Arnaud Donckele est le prince des sauces et des acidités. Chaque bouchée est un envol vers l’Olympe. Tout est si précis, mesuré et gourmand que l’on est pris dans un tourbillon de saveurs parfaites. Le champagne est très vif, précis et se met au service des goûts qu’il accompagne. On se régale.

Chacun a choisi son menu. Voici le mien : Sardine, brochet, poireaux, POUR crème Saint-Antoine / sandre, choux, bergamote, POUR soupe ‘songe de vigne’ / lièvre, céleri fane, passion, POUR jus ‘bois tison’ / Normandie affective, pomme, cannelle, pomeau.

Chaque intitulé de plat a le mot ‘POUR’, ce qui semblerait indiquer que le plat est fait pour la sauce et non l’inverse. D’ailleurs Arnaud Donckele nous recommande à tout instant de commencer par goûter la sauce. Voici le ‘POUR’ du sandre : Soupe ‘songe de vigne’ : fumet de sandre au vin rouge pinot noir, cognac, pastis, peau de bergamote, beurre d’écrevisse, cardamome noire, marjolaine, vinaigre de vieux vin, safran, infusion de bergamote, bois de fenouil, citronnelle et gingembre, huile d’olive bergamote, baie de genièvre.

On est dans la sophistication absolue avec un résultat d’une gourmandise idéale. Je fais servir par Emmanuel le compétent sommelier le vin blanc et le vin rouge pour qu’on puisse choisir lequel accompagnera les plats, au gré de chacun.

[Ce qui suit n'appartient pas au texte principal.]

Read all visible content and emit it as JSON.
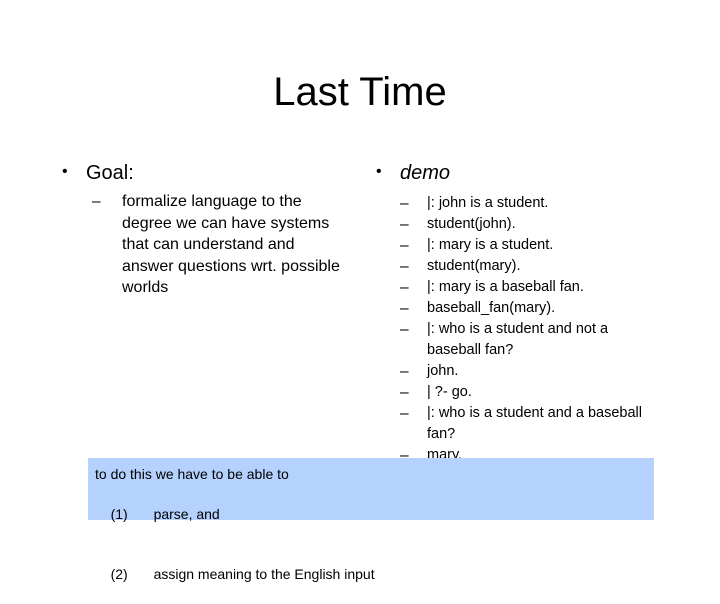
{
  "slide": {
    "title": "Last Time",
    "bullet_marker": "•",
    "dash_marker": "–"
  },
  "left_column": {
    "heading": "Goal:",
    "items": [
      "formalize language to the degree we can have systems that can understand and answer questions wrt. possible worlds"
    ]
  },
  "right_column": {
    "heading": "demo",
    "items": [
      "|: john is a student.",
      "student(john).",
      "|: mary is a student.",
      "student(mary).",
      "|: mary is a baseball fan.",
      "baseball_fan(mary).",
      "|: who is a student and not a baseball fan?",
      "john.",
      "| ?- go.",
      "|: who is a student and a baseball fan?",
      "mary."
    ]
  },
  "note_box": {
    "background_color": "#b4d2fd",
    "intro": "to do this we have to be able to",
    "steps": [
      {
        "number": "(1)",
        "text": "parse, and"
      },
      {
        "number": "(2)",
        "text": "assign meaning to the English input"
      }
    ]
  }
}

Le Château Rayas Châteauneuf-du-Pape blanc 2007 est la dernière de la cave. Le vin est époustouflant de générosité, d’ampleur et de largeur. Sa palette aromatique est infinie et cela convient parfaitement à la complexité des sauces et des acidités. Ce vin est au sommet de son art.

Nous allons faire le trou normand, qui n’en est pas un, en cuisine et mes amies américaines sont subjuguées. Le ballet de l’équipe de cuisine est calme et serein. Chacun sait ce qu’il doit faire et apporte une implication totale.

Le lièvre n’est pas à la royale, il explore d’autres voies tout aussi passionnantes. Le Château de Beaucastel Châteauneuf-du-Pape rouge 2009 est dans un état de maturité absolue. Il est une heureuse surprise car je ne l’attendais pas aussi épanoui. Les trois vins se sont comportés au sommet de leur art et le Rayas blanc est au firmament.

Nous avons tous pris le dessert Normandie affective car c’est la région d’origine d’Arnaud Donckele. Il y a marqué sur le menu pour les desserts « harmonie de création et d’amusement entre Maxime et Arnaud » et cela résume bien ce que l’on ressent de la volonté d’Arnaud. Tout est joyeux et souriant. Arnaud vient fréquemment à notre table servir les sauces, ajouter un commentaire ou un conseil. Nous sommes au paradis.

Le service est attentionné, l’atmosphère est à la joie et au plaisir gustatif. C’est un sans-faute enthousiasmant.